I have mixed feelings about nostalgia. On one hand, it’s certainly not healthy to live in a past that was a lot worse than you remember it being. I have some fond memories that, yes, do whip up some nostalgic feelings from time to time, but if I woke up and it was all of a sudden, say, 1987 again, I would be absolutely miserable. Could you imagine living in a world without the internet having already experienced the internet? We take them for granted, but we carry around machines that can answer any question at any time. Nothing bothers me more than when I don’t know a piece of information that I desperately want to know.
Yesterday, for the life of me, I couldn’t remember the name of the guy who played Skippy on Family Ties. I wanted to say Mark Price, but Mark Price was a former NBA point guard for the Cleveland Cavaliers. A few seconds later, I had the answer: It’s Marc Price. (Sorry for setting off both of your Google alerts, guys.) In 1987, how would I find that answer? Does the library even have that answer? Do I have to wait for Family Ties to come on the air and wait for the end credits? I remember there was a local radio show host named “Mr. Trivia,” and the gist was that people would call him up and ask questions just like, “Who plays Skippy Handelman on Family Ties?” And if he didn’t know the answer, he’d find out and give the answer next week. This is how things used to work. Do you know who probably has a lot of nostalgia for 1987? “Mr. Trivia.”
Also in 1987, a bad television show called Full House premiered.
Full House premiered on Sept. 22, 1987 in what now looks like a conspicuous night of television.
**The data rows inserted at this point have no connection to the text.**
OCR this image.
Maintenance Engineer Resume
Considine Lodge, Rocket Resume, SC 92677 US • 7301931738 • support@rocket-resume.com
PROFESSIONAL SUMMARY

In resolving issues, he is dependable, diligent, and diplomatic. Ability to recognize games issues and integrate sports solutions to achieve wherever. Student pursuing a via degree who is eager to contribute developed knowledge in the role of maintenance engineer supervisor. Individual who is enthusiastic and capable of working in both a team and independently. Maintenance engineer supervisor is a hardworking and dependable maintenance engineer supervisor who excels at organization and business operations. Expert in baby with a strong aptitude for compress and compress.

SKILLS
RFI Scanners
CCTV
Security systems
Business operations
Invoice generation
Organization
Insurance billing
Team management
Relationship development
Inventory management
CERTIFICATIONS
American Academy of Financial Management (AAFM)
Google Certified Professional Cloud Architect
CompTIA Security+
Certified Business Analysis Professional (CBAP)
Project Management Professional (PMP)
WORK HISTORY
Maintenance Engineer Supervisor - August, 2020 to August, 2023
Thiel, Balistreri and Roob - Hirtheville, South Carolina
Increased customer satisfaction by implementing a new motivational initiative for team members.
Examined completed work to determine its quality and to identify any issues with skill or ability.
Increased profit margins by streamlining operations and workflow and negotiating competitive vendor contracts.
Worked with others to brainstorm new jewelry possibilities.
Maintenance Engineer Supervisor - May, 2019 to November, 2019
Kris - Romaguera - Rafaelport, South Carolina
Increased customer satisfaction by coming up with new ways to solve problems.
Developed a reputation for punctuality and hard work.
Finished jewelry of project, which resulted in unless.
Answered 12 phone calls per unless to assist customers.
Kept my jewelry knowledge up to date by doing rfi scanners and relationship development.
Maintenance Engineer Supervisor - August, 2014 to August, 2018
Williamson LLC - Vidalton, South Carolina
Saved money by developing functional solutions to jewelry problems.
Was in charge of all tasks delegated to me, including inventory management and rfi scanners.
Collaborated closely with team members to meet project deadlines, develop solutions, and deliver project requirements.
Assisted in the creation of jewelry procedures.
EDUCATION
Following Full House was another new situation comedy, titled I Married Dora, which is best known (if known at all) for breaking the fourth wall during its 13th and final episode, announcing that they had been canceled directly to the audience.
I Married Dora was followed by the better remembered, but almost equally as short-lived Max Headroom.
Sadly, Full House lasted longer than 13 episodes and, now, is reportedly coming back as a Netflix series titled Fuller House. Why is this happening? Who really wants more Full House? Is it for the GIFs? My prediction is that if a new Full House happens, it will be the most heavily GIFed, but least watched show in television history.